The rest of the process wouldn't quite be so felicitous. The group was determined not to rest on the laurels of past achievements and instead earn their own fanbase. But it took them several tours and two tries at their debut album before they could learn how to be the band they wanted to be. "I think we had an idea of what School Of Seven Bells sounded like," Curtis says, "and we hadn't really expressed that correctly until this album. I had just been in this world where what you do is, you have a band and you make up your parts and you record your record and that's your band. I think it's really a suffocating way to work. To me it's more fun to have everyone kind of spill everything out on the table and you just kind of shape this music out of it. It took me a while to learn how to do that, how to lose the kind of fetters of making this type of music."

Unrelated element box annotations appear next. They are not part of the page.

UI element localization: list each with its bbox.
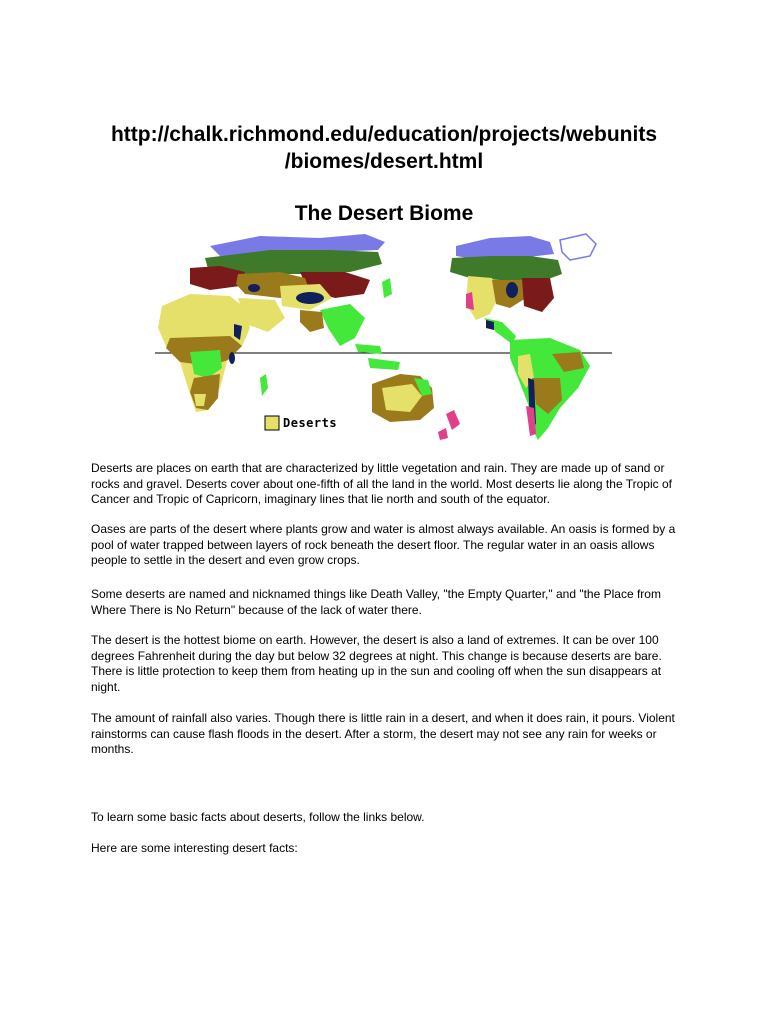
greenland-landmass bbox=[560, 234, 596, 260]
south-america-landmass bbox=[510, 338, 590, 440]
world-biome-map bbox=[150, 228, 620, 446]
paragraph-desert-definition: Deserts are places on earth that are characterized by little vegetation and rain. They are made up of sand or rocks and gravel. Deserts cover about one-fifth of all the land in the world. Most deserts lie along the Tropic of Cancer and Tropic of Capricorn, imaginary lines that lie north and south of the equator. bbox=[91, 461, 672, 506]
paragraph-links-intro: To learn some basic facts about deserts, follow the links below. bbox=[91, 810, 425, 824]
paragraph-desert-names: Some deserts are named and nicknamed things like Death Valley, "the Empty Quarter," and "the Place from Where There is No Return" because of the lack of water there. bbox=[91, 587, 661, 617]
legend-label-deserts: Deserts bbox=[283, 416, 338, 430]
paragraph-rainfall: The amount of rainfall also varies. Though there is little rain in a desert, and when it does rain, it pours. Violent rainstorms can cause flash floods in the desert. After a storm, the desert may not see any rain for weeks or months. bbox=[91, 711, 675, 756]
australia-landmass bbox=[372, 374, 460, 440]
paragraph-temperature: The desert is the hottest biome on earth. However, the desert is also a land of extremes. It can be over 100 degrees Fahrenheit during the day but below 32 degrees at night. This change is because deserts are bare. There is little protection to keep them from heating up in the sun and cooling off when the sun disappears at night. bbox=[91, 633, 662, 694]
north-america-landmass bbox=[450, 236, 562, 344]
paragraph-facts-intro: Here are some interesting desert facts: bbox=[91, 841, 298, 855]
source-url-line-2: /biomes/desert.html bbox=[284, 150, 484, 173]
source-url-heading bbox=[60, 121, 708, 175]
paragraph-oases: Oases are parts of the desert where plants grow and water is almost always available. An oasis is formed by a pool of water trapped between layers of rock beneath the desert floor. The regular water in an oasis allows people to settle in the desert and even grow crops. bbox=[91, 522, 676, 567]
map-legend bbox=[265, 416, 337, 430]
legend-swatch-deserts bbox=[265, 416, 279, 430]
source-url-line-1: http://chalk.richmond.edu/education/projects/webunits bbox=[110, 123, 658, 146]
page-title: The Desert Biome bbox=[294, 202, 474, 225]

One of those fetters was the extra musicians the group used to tour with. They joke that having a live rhythm section added an aggression that they didn't necessarily desire. "Not to knock anyone else that we ever played music with," Alejandra says, "but it wasn't the sound we wanted with other people involved." After several tours with the added players, Claudia says they decided to strip the group back to the original members. "I think that was the first thing we decided, that we didn't want to compromise the beats." Since the downsizing, the group plays electronic drum parts through their sound system when they perform.
These days, School Of Seven Bells follows the model popularized by Radiohead and the Flaming Lips, were members do not necessarily serve as musicians with a designated instrument, but rather a collection of writers and producers more concerned with a sonic goal than rigid roles based around who plays what. Starting with small fragments of music and vocal ideas, all of the members play guitar or keyboards, and then sample and manipulate the live performance until they are, as Curtis says, divorced from reality and doing "things with other instruments that they wouldn't normally be doing," Curtis says, with the ultimate goal to create "a world around the vocals and the harmonies."
The group signed with Ghostly International, but pulled the album they recorded just before they were about to deliver it. Feeling that the original still wasn't their correct version, they scrapped it and re-recorded it by themselves in their home studio in three weeks. Curtis says that while learning how to produce the album they were careful not to over-produce it. (He estimates that there were about three albums worth of sounds they removed from the final product.) "We turn off a lot of things," Curtis says. "You have to be careful when you add. Are you really prepared to lessen the importance of every other sound in the mix? You have to find that right balance."
Finding the right balance, of course, seems to be the group's defining quest thus far. "It sounds like this crazy internal struggle," admits Curtis, "and I don't know why we were having it, but for some reason we just had this battle with ourselves to make the kind of music we wanted to make. I think what we really wanted though was a record that we could hand to anybody we knew and be like, 'Check this out, this is what we do and we can vouch for every second on it.' We've made enough records that we know that's really rare."